Yes, I’m aware that “post mortem” is meaningless on the island. Nevertheless, sometimes during last night’s show I was wishing I could pause and rewind to appreciate the details. Like the name of the book in the cave, for example — you just know it’s gotta be significant. Also, my friend Sarah says they spotted a Dharma logo on one of the sharks swimming among the ruins of the sunken island. Why would those people spend their time and resources branding sharks?
Karyn got all excited when the titles were rolling because she knew she was going to see so-and-so again. Like Boone, or the annoying science teacher who blew himself up (Daniel Roebuck from “River’s Edge”). I joke with her about how she lives in a parallel universe where time is barely in front of us, and that’s how she knows what’s going to happen three seconds before it happens. Now I think I know her secret: she pays attention.

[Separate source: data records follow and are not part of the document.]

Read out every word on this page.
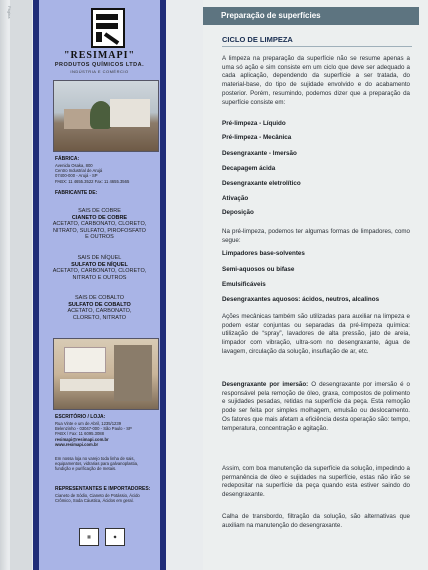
Página
"RESIMAPI"
PRODUTOS QUÍMICOS LTDA.
INDÚSTRIA E COMÉRCIO
FÁBRICA:
Avenida Osaka, 800
Centro Industrial de Arujá
07400-000 - Arujá - SP
PABX: 11 4655.3522 Fax: 11 4655.3565
FABRICANTE DE:
SAIS DE COBRE
CIANETO DE COBRE
ACETATO, CARBONATO, CLORETO, NITRATO, SULFATO, PIROFOSFATO E OUTROS
SAIS DE NÍQUEL
SULFATO DE NÍQUEL
ACETATO, CARBONATO, CLORETO, NITRATO E OUTROS
SAIS DE COBALTO
SULFATO DE COBALTO
ACETATO, CARBONATO, CLORETO, NITRATO
ESCRITÓRIO / LOJA:
Rua Vinte e um de Abril, 1235/1239
Belenzinho - 03047-000 - São Paulo - SP
PABX / Fax: 11 6095.3088
resimapi@resimapi.com.br
www.resimapi.com.br
Em nossa loja no varejo toda linha de sais, equipamentos, vidrarias para galvanoplastia, fundição e purificação de metais.
REPRESENTANTES E IMPORTADORES:
Cianeto de Sódio, Cianeto de Potássio, Ácido Crômico, Soda Cáustica, Ácidos em geral.
▦	◆
Preparação de superfícies
CICLO DE LIMPEZA
A limpeza na preparação da superfície não se resume apenas a uma só ação e sim consiste em um ciclo que deve ser adequado a cada aplicação, dependendo da superfície a ser tratada, do material-base, do tipo de sujidade envolvido e do acabamento posterior. Porém, resumindo, podemos dizer que a preparação da superfície consiste em:
Pré-limpeza - Líquido
Pré-limpeza - Mecânica
Desengraxante - Imersão
Decapagem ácida
Desengraxante eletrolítico
Ativação
Deposição
Na pré-limpeza, podemos ter algumas formas de limpadores, como segue:
Limpadores base-solventes
Semi-aquosos ou bifase
Emulsificáveis
Desengraxantes aquosos: ácidos, neutros, alcalinos
Ações mecânicas também são utilizadas para auxiliar na limpeza e podem estar conjuntas ou separadas da pré-limpeza química: utilização de “spray”, lavadores de alta pressão, jato de areia, limpador com vibração, ultra-som no desengraxante, água de lavagem, circulação da solução, insuflação de ar, etc.
Desengraxante por imersão: O desengraxante por imersão é o responsável pela remoção de óleo, graxa, compostos de polimento e sujidades pesadas, retidas na superfície da peça. Esta remoção pode ser feita por simples molhagem, emulsão ou deslocamento. Os fatores que mais afetam a eficiência desta operação são: tempo, temperatura, concentração e agitação.
Assim, com boa manutenção da superfície da solução, impedindo a permanência de óleo e sujidades na superfície, estas não irão se redepositar na superfície da peça quando esta estiver saindo do desengraxante.
Calha de transbordo, filtração da solução, são alternativas que auxiliam na manutenção do desengraxante.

My question: what’s this loophole that Jacob’s talking about? Is it that the guardian spirits need a human to do their killing? All those humans on the island, and Ben is the first who’s down for the task? As Ben himself noted, there has to be more to the story than that. Or maybe the loophole has something to do with the existence of the anti-spirit dust that the temple people spread around frantically after hearing that Jacob was dead.
Another theory: when Juliet hits the bomb with a rock, maybe it shatters time into many disparate paths. That’s how they can still be on the island and the plane also lands safely in LA. It might also explain why the temple people were living in some kind of cheesy Indiana Jones stone age. (K. was excited to see Hiroyuki Sanada in the titles, too).
Last season helped me get used to the idea of dimensional and temporal shifts; maybe now I have to get used to seeing parallel historical developments all happen at once, on the same island. Whoa. But it doesn’t explain why Jack seemed to know who everybody was, but none of them seemed to recognize him.